How about dropping them off in Chernobyl? Using the ample ambient radiation as their power source, they'll proceed to deposit phytoremediating flora and fauna. In future sites of nuclear disasters, they'll become part of the primary emergency response protocols.
Let's also send them to Mars or Titan or some extrasolar planet. A new breed of intergalactic planetary landscape architects capable of exploration and terraforming: fast, cheap, and out of control.
Powered this time by dust devils, they will seed entire ecosystems, cultivating and pruning for centuries. And even when the planet has been fully colonized, they will still be marching across the landscapes they had created. Inorganic and extraterrestrial they may be, no one is going to dispute that they're an inalienable part of the planet's natural history.
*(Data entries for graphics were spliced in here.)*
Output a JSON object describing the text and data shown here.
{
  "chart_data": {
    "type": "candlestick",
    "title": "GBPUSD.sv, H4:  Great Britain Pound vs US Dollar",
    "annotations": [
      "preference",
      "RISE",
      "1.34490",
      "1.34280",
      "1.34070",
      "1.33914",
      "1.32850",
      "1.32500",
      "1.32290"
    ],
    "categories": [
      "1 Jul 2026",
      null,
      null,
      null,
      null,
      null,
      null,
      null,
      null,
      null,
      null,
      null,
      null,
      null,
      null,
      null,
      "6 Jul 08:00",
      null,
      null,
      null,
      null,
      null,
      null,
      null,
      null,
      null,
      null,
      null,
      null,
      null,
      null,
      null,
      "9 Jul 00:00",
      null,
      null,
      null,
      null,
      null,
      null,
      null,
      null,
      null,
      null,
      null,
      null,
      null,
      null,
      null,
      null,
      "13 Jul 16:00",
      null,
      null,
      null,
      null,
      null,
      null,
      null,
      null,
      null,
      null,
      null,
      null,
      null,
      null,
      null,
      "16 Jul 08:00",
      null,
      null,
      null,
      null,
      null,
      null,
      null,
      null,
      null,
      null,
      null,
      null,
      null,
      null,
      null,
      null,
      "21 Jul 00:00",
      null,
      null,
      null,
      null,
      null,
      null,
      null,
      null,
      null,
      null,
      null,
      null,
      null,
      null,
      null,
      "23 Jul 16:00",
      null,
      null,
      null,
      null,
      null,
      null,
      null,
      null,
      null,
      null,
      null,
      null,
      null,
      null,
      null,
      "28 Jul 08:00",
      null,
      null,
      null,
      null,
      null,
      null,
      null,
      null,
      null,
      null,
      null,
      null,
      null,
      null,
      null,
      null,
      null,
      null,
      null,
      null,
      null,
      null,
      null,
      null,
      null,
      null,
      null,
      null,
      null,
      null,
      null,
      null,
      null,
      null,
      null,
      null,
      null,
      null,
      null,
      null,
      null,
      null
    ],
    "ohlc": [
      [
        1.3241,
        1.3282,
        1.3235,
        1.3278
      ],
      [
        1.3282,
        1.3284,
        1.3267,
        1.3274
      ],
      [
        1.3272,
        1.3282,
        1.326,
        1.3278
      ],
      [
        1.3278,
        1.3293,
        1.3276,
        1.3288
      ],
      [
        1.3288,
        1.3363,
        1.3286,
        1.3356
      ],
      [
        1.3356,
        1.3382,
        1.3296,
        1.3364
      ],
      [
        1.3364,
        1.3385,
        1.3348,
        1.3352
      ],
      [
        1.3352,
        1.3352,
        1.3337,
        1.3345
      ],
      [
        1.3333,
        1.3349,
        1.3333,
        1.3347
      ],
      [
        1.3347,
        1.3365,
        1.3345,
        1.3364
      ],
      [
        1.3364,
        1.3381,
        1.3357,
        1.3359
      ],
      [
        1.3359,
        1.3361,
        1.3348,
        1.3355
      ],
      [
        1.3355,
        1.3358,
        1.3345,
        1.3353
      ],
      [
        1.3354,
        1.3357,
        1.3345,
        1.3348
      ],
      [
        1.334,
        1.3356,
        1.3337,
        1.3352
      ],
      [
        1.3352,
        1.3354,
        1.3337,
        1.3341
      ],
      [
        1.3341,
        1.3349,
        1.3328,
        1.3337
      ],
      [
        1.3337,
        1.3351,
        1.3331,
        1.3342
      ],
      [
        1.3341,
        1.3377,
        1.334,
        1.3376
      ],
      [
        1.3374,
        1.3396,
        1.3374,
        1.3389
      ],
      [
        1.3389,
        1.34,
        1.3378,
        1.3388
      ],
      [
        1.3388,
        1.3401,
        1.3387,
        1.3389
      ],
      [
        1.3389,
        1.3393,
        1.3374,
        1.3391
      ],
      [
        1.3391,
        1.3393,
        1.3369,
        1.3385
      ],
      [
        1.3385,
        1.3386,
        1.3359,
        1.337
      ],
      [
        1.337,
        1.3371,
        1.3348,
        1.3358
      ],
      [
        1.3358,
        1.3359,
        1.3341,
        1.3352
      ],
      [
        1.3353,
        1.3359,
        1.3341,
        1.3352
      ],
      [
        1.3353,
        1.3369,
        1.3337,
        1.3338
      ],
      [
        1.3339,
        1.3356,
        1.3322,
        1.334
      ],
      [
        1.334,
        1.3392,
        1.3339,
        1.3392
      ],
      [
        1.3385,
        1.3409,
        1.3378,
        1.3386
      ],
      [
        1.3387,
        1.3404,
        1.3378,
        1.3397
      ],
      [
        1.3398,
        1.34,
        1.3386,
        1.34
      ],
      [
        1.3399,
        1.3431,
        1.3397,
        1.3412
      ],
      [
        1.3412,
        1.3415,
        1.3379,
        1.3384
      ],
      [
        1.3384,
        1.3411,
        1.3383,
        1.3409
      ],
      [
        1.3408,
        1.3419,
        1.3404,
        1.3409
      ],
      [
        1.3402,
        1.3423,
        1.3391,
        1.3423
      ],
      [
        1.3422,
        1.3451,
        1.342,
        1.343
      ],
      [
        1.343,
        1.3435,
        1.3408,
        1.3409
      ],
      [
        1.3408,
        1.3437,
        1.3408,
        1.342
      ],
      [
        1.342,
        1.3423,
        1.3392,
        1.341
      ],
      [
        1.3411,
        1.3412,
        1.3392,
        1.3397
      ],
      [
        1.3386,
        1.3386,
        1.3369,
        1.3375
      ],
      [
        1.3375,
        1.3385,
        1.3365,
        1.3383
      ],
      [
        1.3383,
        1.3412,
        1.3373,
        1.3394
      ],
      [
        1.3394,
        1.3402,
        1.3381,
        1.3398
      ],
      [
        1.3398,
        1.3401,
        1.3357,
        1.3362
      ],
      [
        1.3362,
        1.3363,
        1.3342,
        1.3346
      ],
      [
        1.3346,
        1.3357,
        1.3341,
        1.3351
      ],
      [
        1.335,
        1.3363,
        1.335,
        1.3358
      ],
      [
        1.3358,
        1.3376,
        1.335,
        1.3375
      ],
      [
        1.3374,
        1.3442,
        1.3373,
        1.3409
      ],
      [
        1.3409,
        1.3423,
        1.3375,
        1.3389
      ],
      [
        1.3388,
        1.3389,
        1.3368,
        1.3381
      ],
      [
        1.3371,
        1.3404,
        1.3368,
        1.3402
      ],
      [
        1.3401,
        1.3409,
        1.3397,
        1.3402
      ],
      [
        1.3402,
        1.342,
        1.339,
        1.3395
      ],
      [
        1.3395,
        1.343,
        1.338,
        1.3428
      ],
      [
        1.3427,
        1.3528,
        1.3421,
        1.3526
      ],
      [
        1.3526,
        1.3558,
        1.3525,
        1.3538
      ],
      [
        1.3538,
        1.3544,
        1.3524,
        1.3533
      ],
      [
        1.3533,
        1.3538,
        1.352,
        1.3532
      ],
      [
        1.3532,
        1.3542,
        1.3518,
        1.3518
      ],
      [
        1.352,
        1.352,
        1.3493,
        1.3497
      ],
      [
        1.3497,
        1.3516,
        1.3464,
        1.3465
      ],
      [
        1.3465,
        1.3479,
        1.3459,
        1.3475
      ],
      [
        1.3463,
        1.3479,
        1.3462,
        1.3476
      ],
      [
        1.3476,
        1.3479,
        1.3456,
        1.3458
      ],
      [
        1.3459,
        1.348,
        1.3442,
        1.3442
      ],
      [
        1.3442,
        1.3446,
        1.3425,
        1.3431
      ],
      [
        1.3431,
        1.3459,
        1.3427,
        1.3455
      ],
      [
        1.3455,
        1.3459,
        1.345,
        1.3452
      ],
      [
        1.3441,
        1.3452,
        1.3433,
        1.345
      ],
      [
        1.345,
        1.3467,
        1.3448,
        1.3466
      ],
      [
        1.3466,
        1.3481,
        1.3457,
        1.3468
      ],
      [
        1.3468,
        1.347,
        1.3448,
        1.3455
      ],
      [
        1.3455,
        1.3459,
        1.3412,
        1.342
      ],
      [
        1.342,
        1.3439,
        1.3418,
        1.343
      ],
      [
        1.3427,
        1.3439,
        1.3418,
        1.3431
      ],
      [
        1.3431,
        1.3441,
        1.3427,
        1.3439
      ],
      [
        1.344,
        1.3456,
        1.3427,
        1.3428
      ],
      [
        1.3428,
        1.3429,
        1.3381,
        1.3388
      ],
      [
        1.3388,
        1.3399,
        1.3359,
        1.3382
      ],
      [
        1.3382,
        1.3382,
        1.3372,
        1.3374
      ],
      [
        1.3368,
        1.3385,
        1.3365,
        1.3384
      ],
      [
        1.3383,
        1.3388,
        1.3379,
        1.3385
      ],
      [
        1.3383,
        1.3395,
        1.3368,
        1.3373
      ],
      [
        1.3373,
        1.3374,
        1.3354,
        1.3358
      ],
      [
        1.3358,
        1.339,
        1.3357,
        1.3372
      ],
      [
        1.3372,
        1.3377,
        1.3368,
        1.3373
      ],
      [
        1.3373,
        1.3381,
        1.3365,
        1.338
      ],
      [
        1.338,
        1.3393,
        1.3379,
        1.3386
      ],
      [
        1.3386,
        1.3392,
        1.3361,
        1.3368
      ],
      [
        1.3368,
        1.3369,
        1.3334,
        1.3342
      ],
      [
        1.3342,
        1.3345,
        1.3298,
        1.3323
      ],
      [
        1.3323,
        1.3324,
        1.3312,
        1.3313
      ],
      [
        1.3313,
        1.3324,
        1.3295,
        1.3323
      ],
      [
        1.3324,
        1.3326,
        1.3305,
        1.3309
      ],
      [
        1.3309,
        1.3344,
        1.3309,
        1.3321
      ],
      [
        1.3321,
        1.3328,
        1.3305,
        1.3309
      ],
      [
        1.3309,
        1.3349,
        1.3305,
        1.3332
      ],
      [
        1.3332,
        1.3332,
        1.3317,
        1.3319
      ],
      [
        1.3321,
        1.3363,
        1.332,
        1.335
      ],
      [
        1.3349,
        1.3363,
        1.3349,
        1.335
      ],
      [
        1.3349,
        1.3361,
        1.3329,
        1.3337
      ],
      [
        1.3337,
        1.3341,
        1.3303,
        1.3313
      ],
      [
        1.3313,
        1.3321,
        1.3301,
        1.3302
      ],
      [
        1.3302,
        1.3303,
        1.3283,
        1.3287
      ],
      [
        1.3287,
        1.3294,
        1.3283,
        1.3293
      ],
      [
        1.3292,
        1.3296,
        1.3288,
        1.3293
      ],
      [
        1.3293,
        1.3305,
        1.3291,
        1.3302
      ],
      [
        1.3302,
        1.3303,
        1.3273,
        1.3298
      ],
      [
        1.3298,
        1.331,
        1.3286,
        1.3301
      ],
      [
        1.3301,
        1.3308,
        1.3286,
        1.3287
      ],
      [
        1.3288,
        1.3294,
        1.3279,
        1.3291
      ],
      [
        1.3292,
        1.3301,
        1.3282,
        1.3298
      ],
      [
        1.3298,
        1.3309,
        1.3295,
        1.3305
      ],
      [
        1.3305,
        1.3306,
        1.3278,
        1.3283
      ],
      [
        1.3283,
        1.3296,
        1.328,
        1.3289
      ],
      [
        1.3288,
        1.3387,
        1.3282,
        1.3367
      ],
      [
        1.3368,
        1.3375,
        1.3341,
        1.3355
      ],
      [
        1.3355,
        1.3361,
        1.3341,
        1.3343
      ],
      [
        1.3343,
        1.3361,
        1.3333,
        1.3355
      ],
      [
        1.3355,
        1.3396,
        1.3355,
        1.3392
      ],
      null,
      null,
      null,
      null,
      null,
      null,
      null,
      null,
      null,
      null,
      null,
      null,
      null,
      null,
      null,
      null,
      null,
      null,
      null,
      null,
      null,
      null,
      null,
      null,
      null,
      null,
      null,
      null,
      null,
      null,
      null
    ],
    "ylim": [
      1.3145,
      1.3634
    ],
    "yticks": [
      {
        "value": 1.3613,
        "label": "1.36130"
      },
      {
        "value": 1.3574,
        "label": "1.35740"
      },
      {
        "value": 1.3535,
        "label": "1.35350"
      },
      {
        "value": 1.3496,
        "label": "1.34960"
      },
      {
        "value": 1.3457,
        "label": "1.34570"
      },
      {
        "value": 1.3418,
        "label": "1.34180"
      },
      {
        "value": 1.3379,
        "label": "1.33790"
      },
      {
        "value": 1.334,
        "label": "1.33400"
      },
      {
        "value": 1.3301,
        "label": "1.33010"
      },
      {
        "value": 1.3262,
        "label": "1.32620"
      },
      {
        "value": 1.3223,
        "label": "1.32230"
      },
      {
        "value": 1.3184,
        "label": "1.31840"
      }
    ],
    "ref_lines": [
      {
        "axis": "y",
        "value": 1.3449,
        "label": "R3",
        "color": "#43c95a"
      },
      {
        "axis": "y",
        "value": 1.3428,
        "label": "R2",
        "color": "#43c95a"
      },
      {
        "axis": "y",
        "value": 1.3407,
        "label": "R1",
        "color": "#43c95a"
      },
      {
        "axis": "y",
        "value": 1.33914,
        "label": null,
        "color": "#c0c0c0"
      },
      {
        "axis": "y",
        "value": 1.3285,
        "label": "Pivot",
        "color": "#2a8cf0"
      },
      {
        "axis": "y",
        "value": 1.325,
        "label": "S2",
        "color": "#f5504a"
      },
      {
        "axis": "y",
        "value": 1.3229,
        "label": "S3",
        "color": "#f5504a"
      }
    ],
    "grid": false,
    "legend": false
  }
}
They will also become central figures in the colony's mythology as well. Around machine oxygenated campfires across the planet, terraformers will entertain themselves with stories of The Creation that might as well have been written by Ovid. “The Animaris geneticus wasn't manufactured by NASA, but rather the result of incestuous and bestial trysts between the Gods and the First Colonists,” is how future Aesops and fabulists will start to spin their yarn.
As a way of maintaining social cohesion in a still unforgiving place, colonists will scare their extaterrestrial children with ghost stories of disobedient youths snatched from their beds in the middle of the night by these ancient beasts, who then imprisoned them inside their skeletal frame as their pneumatic creaking, clicking, trilling howls fill the terraformed air.
“It could only happen in space,” NASA's interplanetary gardeners explain. “A tiny bubble of air hangs suspended inside a droplet of water. The droplet rests in the cup of a delicate green leaf, yet the stalk doesn't bend at all.”
On gravity-laden Earth, however, “[t]he air bubble, lighter than water, would race upward to burst through the surface of the droplet. Meanwhile, the leaf would be busy tipping the heavy water onto the floor below. Everything would be in motion, the picture a blur.”
As it is, the photo can be upside down or even sideways and still get the same photographic result.
So if and when space gardens have outgrown their primary role as agriculture or a sort of organic HVAC in the early stages of space colonization, and our intrepid colonists attempt a more recreational approach, well, how would they design it when one can float? When a wall is a floor is a ceiling is a floor is a wall in zero gravity. (Except when it's got a door.) A simple gesture like craning your neck up at a tree may no longer be necessary when it's a simple skip and a jump to the canopy. A truly three-dimensional space, not just up to 10 feet off the ground.
And fountains, infamous for their gravity-defying acts, may simply be a billion-dollar lava lamp, which would be awesome actually.
I suppose labyrinths may have to be reimagined as well. As Swiss cheese.